Race Report from the Rivers Edge

Sunday Runday and I mostly rested.

Having spent about three and a half hours running an ultra-style half marathon yesterday, the first actual bibbed, chipped, other-people-on-route race I’ve run in nearly two years, I was feeling very tired.

By the time I crawled out of bed yesterday morning, the folks who tackled the much longer distances, eighty and one hundred kilometers, had already been running for a couple hours.

The twenty-one kilometer race was set to start at noon, so I had plenty of time to sip my coffee, make pancakes for the family, do some stretches and prep my gear.

In fact, I got a little bored waiting around the house and drove out to the start line an hour and a half early for our noon gun. This reminded me of one of the best parts of racing, which is the social aspect of hanging around the start/finish zone.

In fact, I lucked out and ended up having a nice conversation (and admittedly a bit of a pre-race pep talk) from one of our local ultramarathon legends who was volunteering in the finish zone.

Regular readers may recall that this was the race I have been planning (and dreading a bit) over the last few months. I bought a new pair of trail shoes for the event and a couple months back we test-ran part of the longer-distance course and came home with few souvenirs in the form of wasp stings.

No matter, the day was upon us. I was as trained as I could have been, and ready to face the wilds of the local river valley.

At noon they called us all over, we peeled off our face masks, and they sent us along our way and into the woods.

And it began.

The twenty-one kilometer course was actually made up of running two of the four mapped loops.

Our first leg was a twelve kilometer lap called “summit” and climbing up a short rise from the start line we vanished into the woods for about four kilometers of rolling, undulating, root-twisted, mud soaked forest trail. Here one of my crew tripped and twisted her ankle, and we thought she was out for the day (though she surprised us and toughed it to the finish adding less than an hour onto her expected time via limp.)

The summit loop climbed up into a mix of agricultural and swamp land. If we weren’t mucking through soft, wet peat, we were stumbing over crop stubble or plugging our noses past a chicken barn. This finished with another hard couple of klicks back through the forest and to the transition/finish area.

Our second leg had earned the name “island” because of the three kilometer lap around a river island plumb in the middle of the leg.
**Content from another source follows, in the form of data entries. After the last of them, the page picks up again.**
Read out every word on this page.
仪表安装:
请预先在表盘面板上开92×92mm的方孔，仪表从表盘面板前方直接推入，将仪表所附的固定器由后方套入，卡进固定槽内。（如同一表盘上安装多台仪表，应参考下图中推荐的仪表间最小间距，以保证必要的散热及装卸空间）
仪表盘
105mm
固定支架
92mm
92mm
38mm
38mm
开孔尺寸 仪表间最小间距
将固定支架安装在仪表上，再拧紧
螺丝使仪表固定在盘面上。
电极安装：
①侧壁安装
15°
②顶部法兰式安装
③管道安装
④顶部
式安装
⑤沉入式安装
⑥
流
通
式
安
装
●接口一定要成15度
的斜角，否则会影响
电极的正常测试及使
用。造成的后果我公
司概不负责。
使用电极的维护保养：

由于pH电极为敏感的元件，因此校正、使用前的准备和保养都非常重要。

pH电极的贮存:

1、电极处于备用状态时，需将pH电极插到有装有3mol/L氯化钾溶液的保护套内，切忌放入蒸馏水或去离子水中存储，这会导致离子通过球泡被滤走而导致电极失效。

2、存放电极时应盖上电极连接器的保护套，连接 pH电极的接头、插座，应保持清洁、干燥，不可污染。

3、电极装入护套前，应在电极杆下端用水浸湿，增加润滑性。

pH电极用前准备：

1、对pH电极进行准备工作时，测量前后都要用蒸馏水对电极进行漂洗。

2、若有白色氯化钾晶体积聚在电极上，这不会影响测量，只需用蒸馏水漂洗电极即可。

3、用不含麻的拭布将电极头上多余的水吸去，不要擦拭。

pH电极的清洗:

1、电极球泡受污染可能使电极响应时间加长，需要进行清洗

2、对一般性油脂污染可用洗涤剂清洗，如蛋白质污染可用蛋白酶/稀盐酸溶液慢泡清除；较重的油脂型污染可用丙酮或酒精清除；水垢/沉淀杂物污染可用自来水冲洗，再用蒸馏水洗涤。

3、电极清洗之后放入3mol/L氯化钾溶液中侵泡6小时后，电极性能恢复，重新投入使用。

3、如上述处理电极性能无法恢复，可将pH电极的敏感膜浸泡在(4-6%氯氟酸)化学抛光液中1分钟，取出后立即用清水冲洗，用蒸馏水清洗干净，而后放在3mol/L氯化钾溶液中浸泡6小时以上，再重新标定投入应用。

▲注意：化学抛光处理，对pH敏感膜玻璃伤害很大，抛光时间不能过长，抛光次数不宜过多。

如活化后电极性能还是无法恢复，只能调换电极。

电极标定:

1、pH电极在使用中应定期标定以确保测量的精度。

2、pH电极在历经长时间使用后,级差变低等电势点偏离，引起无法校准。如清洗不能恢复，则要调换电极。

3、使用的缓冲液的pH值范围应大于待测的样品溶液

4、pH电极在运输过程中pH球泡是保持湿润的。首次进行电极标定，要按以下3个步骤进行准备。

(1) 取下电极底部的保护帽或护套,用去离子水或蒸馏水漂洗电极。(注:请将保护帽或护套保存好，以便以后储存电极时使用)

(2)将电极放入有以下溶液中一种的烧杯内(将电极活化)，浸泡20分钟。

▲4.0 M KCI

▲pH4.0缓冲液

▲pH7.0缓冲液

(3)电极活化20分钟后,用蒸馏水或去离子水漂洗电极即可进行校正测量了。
A four kilometer winding run along the river shoreline brought us to a thick, muddy rope that was dangling along the side of a short cliff into the water. Climbing down everyone was met with an ice cold, mid-thigh wade through about twenty-five meters of the North Saskatchewan river where, with numb feet, we climbed another rope back out on the other side.

The fall foliage photo above was taken about mid-lap around the island where I was already starting to feel the fatigue and had long since gotten used to jogging along with drenched socks inside my “waterproof” shoes.

Escaping the island was simply the reverse of crossing over to it, and with a mere two kilometers left in the race one might have thought the event was in the bag. But no. With soacking wet feet we had to ascend out of the river valley up a virtual cliff, hand-over-handing it up another rope before disappearing into the forest for more rolling hills, more mud, a sketchy creek crossing, and a final glorious decent towards the finish line.

A couple years ago I ran a half marathon through the streets of Dublin, fighting the cobblestones and the rolling hills of Pheonix Park. My time was about two hours.

Yesterday I stumbled across the finish line after three and half hours, almost twice that time, and I honestly feel like I didn’t leave anything behind in the tank that would have sped that up much.

After nearly two years without real racing, not to mention eighteen months of work from home sloth and stress, I don’t think I’d say I’m in the prime shape of my life, but that I was able to fight through that course yesterday was a pretty good feeling overall.

…but no, I haven’t signed up for next year.